Perhaps I was premature and had no choice at the time, but now things needed to change immediately. I had to free myself from the constraints that were preventing me from attaining the success I desired. The age of twenty-three allowed me to cease acting like a girl and begin to act like a woman. I had to believe in myself and refuse to be driven by others. As a woman, I had the right to establish my independence and pursue my own path in life.

Having reached rock bottom in my submissive and awe-inspiring respect for my parents, I had no choice but to leave them. My life had finally reached a turning point where I resolved to take charge of my own fate.

On the day of my birthday, I quickly realized that I was a formidable contender for whatsoever my heart desired. Yes, my mother compelled me to jeopardize my career by enrolling in a useless college that I doubt was recognized by the government. Despite the odds, I knew that I still had the ability to paint my own fate, not only because I was a better woman, but also because I was more intelligent, matured, and confident.

For the first time in my life, I considered dropping out of college. I had no desire to waste any more of my time, let alone study a course that even my sister had never heard of. I’d also heard that there were a lot of shady schools out there, with the majority of them selling bogus credentials.

As I stood by the window, my thoughts turned to the chaos of my life that I always recorded in my diary. One part of my intellect prompted me to consider writing a novel, as my life had already been divided into a plethora of untold chapters. Even though I had no laptop or desktop computer, I knew I could type my work at a public library and save it to a USB flash drive. Instead of attending college, I began to believe it would be advantageous to spend the majority of my spare time attempting to write a novel in the library. For a brief moment, I imagined myself signing autographs for thousands of readers of my first best-selling books.

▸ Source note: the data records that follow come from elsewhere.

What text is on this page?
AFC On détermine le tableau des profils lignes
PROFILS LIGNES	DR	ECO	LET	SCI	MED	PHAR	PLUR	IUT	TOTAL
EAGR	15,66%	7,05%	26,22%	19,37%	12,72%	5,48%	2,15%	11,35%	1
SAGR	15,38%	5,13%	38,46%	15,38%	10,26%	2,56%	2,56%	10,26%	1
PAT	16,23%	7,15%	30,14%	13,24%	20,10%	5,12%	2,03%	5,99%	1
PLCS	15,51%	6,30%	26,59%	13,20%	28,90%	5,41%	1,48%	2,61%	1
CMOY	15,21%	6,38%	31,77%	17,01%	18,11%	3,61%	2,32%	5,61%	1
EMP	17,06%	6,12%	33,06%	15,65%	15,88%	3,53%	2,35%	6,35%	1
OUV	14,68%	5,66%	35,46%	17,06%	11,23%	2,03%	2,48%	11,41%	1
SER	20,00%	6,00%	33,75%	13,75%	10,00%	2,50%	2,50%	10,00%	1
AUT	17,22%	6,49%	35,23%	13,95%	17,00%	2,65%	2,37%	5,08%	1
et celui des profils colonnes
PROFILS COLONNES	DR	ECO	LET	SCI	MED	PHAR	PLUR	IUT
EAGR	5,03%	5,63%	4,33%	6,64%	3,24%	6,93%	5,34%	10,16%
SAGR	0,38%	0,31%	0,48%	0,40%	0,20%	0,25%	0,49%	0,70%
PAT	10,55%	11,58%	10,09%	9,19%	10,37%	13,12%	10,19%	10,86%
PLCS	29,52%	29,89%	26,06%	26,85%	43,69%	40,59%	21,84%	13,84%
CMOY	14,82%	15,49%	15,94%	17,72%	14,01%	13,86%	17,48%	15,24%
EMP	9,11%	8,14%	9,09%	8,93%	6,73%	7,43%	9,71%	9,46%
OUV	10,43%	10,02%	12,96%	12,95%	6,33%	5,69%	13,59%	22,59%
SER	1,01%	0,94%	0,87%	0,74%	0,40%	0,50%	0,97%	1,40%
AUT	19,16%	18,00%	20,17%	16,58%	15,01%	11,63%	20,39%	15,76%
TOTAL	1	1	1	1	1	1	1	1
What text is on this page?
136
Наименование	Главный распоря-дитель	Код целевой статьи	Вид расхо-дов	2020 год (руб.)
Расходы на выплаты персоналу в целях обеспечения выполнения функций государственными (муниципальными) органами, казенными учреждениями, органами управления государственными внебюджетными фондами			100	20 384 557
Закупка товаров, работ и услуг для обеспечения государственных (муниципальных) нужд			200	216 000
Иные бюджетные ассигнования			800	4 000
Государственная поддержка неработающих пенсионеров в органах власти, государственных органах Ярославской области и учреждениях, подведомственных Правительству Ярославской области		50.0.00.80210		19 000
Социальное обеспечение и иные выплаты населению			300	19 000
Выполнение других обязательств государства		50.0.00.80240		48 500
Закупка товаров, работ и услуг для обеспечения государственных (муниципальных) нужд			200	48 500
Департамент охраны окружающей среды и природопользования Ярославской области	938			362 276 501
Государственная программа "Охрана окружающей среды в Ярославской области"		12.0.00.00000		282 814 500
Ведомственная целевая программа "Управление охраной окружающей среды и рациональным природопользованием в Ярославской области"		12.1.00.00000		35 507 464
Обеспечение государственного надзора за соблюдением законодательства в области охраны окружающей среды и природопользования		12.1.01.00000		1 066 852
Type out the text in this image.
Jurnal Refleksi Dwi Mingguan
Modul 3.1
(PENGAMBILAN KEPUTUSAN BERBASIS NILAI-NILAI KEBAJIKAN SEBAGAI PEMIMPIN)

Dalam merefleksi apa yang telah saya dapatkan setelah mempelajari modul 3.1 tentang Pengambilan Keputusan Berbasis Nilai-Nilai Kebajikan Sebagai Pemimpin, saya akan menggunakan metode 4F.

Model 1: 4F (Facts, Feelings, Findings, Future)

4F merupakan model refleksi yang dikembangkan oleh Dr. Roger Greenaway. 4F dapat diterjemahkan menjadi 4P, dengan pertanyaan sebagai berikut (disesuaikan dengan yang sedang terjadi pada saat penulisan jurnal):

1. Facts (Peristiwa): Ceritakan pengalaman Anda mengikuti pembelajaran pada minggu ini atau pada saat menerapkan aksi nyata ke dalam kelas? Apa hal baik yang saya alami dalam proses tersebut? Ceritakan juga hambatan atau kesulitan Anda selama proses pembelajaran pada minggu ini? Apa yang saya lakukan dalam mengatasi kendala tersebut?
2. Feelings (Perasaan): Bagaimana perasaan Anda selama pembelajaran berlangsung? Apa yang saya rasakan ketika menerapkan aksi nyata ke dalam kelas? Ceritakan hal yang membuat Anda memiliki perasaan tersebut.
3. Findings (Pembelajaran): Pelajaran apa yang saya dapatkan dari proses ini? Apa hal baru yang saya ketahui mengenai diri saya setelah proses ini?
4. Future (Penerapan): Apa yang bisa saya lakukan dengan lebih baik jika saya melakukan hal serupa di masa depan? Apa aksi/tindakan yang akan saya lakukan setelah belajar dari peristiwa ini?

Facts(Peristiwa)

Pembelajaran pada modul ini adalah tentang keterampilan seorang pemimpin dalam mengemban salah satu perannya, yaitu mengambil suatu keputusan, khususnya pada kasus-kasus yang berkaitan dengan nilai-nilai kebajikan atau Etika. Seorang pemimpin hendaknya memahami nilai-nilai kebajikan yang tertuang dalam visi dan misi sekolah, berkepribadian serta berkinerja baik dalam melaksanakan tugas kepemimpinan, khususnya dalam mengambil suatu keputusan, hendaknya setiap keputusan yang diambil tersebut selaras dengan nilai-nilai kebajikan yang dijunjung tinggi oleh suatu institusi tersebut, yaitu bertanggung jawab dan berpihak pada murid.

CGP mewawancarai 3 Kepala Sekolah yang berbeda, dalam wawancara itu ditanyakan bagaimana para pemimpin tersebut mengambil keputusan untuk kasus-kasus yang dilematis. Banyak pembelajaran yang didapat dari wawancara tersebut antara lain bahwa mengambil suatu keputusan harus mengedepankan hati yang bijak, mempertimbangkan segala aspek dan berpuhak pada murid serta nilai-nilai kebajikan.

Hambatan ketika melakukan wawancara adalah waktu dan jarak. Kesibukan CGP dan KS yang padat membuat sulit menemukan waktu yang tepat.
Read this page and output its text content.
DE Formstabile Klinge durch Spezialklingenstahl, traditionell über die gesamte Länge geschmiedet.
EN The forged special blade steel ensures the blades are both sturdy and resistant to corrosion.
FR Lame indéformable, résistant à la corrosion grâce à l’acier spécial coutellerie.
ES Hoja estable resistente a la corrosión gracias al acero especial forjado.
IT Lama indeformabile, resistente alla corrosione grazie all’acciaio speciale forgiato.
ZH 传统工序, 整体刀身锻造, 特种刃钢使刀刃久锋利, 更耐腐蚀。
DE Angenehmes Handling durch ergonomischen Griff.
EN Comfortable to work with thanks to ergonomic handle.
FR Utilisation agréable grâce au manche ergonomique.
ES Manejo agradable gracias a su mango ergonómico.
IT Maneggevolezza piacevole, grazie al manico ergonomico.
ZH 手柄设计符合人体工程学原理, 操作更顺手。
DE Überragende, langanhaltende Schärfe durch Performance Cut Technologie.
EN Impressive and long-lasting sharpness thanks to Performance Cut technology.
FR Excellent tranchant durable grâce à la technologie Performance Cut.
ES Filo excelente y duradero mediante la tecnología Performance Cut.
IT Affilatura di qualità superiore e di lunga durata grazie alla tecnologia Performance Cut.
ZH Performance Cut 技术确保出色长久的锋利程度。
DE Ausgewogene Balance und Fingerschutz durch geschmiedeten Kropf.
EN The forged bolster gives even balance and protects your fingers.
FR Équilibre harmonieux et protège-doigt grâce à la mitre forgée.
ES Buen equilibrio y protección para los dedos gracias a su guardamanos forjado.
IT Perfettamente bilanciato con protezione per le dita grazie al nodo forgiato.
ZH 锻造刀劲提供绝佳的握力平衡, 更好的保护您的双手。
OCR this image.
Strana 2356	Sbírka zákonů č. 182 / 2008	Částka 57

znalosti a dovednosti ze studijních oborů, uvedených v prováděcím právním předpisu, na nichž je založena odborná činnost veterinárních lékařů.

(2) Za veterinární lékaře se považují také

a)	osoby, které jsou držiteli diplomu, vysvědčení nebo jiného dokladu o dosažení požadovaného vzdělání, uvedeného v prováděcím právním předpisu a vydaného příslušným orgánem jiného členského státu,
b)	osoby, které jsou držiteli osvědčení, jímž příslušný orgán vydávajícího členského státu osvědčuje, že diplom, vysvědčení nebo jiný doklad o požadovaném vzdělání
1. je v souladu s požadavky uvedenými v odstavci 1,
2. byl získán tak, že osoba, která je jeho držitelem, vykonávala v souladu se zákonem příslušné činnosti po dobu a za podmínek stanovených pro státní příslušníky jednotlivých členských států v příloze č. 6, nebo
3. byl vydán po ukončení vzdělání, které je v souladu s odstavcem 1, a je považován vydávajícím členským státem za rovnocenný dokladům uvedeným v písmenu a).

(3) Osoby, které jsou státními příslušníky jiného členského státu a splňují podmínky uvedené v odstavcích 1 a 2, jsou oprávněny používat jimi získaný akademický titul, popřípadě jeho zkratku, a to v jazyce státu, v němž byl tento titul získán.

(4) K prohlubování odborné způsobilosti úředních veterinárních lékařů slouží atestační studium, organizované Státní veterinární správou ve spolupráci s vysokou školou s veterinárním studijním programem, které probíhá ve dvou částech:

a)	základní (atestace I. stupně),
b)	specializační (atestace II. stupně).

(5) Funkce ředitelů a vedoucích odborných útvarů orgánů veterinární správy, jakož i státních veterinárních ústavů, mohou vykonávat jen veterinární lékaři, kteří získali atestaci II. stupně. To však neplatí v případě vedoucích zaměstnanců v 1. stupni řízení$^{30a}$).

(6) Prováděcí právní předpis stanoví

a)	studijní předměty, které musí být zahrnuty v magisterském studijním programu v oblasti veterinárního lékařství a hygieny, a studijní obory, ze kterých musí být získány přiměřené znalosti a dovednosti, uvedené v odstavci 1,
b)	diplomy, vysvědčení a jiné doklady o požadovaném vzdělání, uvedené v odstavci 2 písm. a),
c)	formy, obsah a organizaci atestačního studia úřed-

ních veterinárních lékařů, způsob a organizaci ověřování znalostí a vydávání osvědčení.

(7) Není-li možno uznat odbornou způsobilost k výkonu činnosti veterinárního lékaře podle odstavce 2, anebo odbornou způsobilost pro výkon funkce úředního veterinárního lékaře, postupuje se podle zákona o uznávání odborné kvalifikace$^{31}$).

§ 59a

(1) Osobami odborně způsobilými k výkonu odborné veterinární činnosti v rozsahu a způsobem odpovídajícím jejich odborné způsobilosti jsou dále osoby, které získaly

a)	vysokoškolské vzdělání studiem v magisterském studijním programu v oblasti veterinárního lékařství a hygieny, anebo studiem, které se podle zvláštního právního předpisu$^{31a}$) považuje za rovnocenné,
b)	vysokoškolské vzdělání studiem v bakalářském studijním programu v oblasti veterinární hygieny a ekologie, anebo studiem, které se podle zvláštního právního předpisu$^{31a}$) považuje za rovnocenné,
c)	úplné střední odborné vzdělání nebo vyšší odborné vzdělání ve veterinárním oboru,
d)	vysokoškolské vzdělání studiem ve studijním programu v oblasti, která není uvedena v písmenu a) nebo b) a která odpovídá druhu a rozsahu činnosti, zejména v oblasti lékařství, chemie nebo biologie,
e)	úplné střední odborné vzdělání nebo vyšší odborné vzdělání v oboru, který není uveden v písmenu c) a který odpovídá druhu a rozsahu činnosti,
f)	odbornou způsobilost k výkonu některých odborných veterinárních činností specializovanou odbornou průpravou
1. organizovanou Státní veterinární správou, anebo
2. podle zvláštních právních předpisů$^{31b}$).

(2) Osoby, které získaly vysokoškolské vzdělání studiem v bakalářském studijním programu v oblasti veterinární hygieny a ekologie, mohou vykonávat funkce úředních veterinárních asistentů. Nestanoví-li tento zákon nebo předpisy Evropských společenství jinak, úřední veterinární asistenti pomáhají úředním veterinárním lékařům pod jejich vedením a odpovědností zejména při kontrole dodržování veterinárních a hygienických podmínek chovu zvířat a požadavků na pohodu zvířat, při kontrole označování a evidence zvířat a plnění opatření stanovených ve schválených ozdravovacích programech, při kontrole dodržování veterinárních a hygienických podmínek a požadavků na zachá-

My second option was to ask a man I met at Discovery Bank four weeks prior to my birthday if he would be willing to serve as my mentor and help me improve my writing skills. For a split second, I questioned the nature of our unidentified friendship; however, as my tutor, even to those who were always preoccupied with the affairs of others, our companionship could make perfect sense. Since Melchizedek was already a skilled author, I knew he would assist me with character and plot development.

Maturity compelled me to begin a new life on my own terms, without relying on the generosity of others. It was merely a matter of having the courage to acknowledge my independence as the key to the happiness I sought.

I respected my parents for twenty-three years and made every effort to prevent them from complaining about me. I had been taking care of all the housework prior to their request. Even when they were yelling at me for no reason, I never once showed disrespect. I had survived childhood, puberty, and adolescence without losing my good nature. I did everything I could to win my parents’ affection, but perhaps I was unworthy of their affection. And that always led me to question my identity.

The realization that I was about to enter the vast, complex world of adulthood was a difficult experience that demanded my uncommon sagacity. I was unaware of what to anticipate or avoid. No one was going to be present to inform me if I was losing my way. Many had donned slacks and returned to the world as if nothing had occurred. Others endured greater suffering and committed errors for decades.

I’ve witnessed struggling mothers raising children whose scumbag fathers refused to provide for them. As life continued to crush happiness like a truck tire on gravel, the majority of women grew accustomed to filth and ugliness. Some were forced to adapt to harsh conditions despite having the ability to flee, while others adapted in the hope that cruelty would soon cease.